Commander Donny Moast lounged with one leg over the chair side. He got away with that because he was mercenary, not military. The Consortium had recruited him out of the Apocalypse Wars on Earth because of his reputation for unorthodox (translate insane) solutions. Not being the button-down type, he disdained uniforms for his traditional black leathers.
A giant screen displayed known portals. Color codes ranged from black--a dead or useless system--to green, one which proved profitable.
And profit was everything. The Consortium's chief field rep was here to assure that. Trenn Harker, a crusty, retired former dreadnought captain, scowled out the window.
Admiral Jacobs turned his rotund form in that direction, straightening his red uniform tunic. "She's quite an elegant design, eh, Harker?"

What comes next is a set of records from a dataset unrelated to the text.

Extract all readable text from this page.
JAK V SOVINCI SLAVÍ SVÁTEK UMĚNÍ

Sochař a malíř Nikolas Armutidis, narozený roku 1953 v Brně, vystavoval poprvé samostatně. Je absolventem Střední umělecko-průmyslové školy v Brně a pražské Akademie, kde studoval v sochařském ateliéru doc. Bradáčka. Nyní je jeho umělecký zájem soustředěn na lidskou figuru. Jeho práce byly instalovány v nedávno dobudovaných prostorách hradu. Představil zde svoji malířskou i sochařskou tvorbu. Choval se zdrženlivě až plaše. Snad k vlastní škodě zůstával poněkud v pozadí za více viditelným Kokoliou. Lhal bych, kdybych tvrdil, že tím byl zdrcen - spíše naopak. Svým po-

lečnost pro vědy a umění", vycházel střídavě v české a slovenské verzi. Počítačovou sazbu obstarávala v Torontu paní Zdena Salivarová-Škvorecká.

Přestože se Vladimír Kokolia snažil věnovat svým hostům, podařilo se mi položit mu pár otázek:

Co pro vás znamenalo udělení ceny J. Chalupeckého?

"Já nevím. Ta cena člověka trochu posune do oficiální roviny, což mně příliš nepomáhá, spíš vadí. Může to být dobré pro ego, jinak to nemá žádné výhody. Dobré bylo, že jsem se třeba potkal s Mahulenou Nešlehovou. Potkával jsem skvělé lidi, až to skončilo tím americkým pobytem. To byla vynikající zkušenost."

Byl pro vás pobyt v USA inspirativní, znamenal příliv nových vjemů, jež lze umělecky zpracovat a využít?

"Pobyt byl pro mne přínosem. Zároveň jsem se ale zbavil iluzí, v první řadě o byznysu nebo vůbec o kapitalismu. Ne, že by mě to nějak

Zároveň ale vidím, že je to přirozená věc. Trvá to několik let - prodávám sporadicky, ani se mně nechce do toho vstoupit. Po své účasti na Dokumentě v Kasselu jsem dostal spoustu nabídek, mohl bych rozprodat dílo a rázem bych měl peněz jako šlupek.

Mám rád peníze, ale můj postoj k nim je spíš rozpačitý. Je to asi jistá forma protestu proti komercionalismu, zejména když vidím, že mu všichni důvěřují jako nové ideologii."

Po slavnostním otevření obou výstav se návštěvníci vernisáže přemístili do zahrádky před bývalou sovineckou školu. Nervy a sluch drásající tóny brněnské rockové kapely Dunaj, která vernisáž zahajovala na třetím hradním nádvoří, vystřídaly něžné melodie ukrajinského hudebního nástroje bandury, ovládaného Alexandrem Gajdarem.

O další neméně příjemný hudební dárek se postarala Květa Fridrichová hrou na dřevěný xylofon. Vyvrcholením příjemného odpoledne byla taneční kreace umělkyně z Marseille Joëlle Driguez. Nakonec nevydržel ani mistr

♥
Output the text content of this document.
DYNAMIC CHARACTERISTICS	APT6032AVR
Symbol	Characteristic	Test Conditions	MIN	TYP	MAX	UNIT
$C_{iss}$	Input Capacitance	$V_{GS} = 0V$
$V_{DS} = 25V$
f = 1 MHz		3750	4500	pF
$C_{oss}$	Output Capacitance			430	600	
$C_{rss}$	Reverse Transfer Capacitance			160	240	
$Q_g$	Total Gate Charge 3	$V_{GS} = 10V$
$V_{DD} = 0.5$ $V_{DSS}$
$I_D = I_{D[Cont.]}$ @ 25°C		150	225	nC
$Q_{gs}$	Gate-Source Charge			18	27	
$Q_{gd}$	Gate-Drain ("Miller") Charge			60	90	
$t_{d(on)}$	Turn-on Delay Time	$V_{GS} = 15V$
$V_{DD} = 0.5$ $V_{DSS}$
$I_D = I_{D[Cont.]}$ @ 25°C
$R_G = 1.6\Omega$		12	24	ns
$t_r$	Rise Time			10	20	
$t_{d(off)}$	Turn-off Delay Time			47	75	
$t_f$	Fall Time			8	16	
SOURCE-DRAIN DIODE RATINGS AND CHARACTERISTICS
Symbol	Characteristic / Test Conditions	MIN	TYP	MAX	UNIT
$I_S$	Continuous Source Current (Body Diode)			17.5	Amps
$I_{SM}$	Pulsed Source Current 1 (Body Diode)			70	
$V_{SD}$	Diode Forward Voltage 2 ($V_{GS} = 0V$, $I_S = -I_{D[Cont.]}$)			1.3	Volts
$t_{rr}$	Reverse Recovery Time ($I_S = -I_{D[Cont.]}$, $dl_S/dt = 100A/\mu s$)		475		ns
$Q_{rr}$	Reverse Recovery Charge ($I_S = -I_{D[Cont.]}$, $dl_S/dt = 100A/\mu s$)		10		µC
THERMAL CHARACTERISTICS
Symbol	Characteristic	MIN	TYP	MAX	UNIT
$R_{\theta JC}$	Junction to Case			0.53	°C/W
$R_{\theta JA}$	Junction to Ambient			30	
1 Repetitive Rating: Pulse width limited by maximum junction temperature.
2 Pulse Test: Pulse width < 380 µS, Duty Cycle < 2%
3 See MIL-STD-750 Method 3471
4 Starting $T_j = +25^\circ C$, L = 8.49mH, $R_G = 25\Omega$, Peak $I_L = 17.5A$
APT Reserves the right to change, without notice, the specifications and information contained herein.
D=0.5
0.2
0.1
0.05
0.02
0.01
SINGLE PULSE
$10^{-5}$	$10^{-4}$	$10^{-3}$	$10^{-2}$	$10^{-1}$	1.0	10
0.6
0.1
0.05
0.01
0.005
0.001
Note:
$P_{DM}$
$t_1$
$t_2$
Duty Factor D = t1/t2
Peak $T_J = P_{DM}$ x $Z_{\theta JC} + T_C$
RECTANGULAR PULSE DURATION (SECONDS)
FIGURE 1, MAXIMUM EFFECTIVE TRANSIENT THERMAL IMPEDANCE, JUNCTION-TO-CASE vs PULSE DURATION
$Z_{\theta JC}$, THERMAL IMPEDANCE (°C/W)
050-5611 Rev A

Orchidia was unique in its class, a midsize vessel armed with the latest weaponry, and fastest in the fleet. Twin, high-mount engine pylons rose aft of the droop wings. The long nose was needed to house the barrel of the feared pulse gun. Yet she was no more military than Moast himself, but rather a creation of Consortium speculators operating outside the admiralty's purview.
Harker's craggy face considered Moast. "I don't fault the ship's design, Admiral, except for its AI. It created an avatar that scares workmen out of their boots when this limp-haired, round-eyed waif appears."
"When that happens," Moast said, "you need to pay attention. It means you're doing something that makes her uncomfortable, like the time you tried to sneak a spy package into her programming. Maybe she's justified in being a little paranoid. But she saved our cans more than once by being hyper vigilant"
The admiral watched the last of the new explosive-reactive panels being fitted on the starboard nacelle. "Save it for another day. We're keen to evaluate that new defense system. Lieutenant--"
A junior officer homed in on a red portal, one placed off limits. It lay in the dwarf galaxy Sagittarius, one of several dwarfs subsumed by the Milky Way, comprising about one percent of galactic mass. "One of our probes was destroyed by a directed energy weapon of a type that starts a chain reaction of disruptive--"
"A disintegrator beam," Harker cut in. "Get on with it."
Unperturbed, the lieutenant brought up a galactic map. "Icarus is a blue super giant comprising the most distant star visible from here. Official designation: MACS J1149. Coordinates were detected by the probe, linked to another area in Sagittarius. There may be another extra-galactic gateway in the system, a network that leapfrogs across galaxies. It may even be the Builders' point of origin."
"Think of it." Harker slapped a palm down. "When Icarus was born, only thirty percent of the universe had yet formed. Imagine what we can learn there!"
Admiral Jacobs brought up a comm screen from the table center. "Not so fast, Harker. Someone out there is very possessive of the system." He punched up Orchidia's bridge, where First Officer Preston minded the store. Her blonde, red-uniformed visage stared back. "Kyra, how long before you can make sail?"
"Estimating four hours, Admiral, when the armor system goes to trial runs."
Jacobs signed off, turning Moast a blank face.
The meaning wasn't lost on Moast. "And Harker, of course, is tagging along."
"Drat it, Moast!--" Harker rose. "That ship is property, not a home for your rogue AI! I'll be there to determine whether it needs to be replaced." He rubbed at his jaw. "Take a look at this." He called up some of the ship's blueprints. Proposed modifications showed retractable wings for getting into tight spaces. "Would you like to know who the architect is?"
Moast knew. "We all like to improve ourselves. I sense you feel I've too much confidence in the AI."
Harker paused at the door. "The commander can also be replaced." He stalked out.
The specter of the "zero option" arose. It was an uneasy topic among the crew, one in which they truly went rogue, becoming free--and hunted--agents.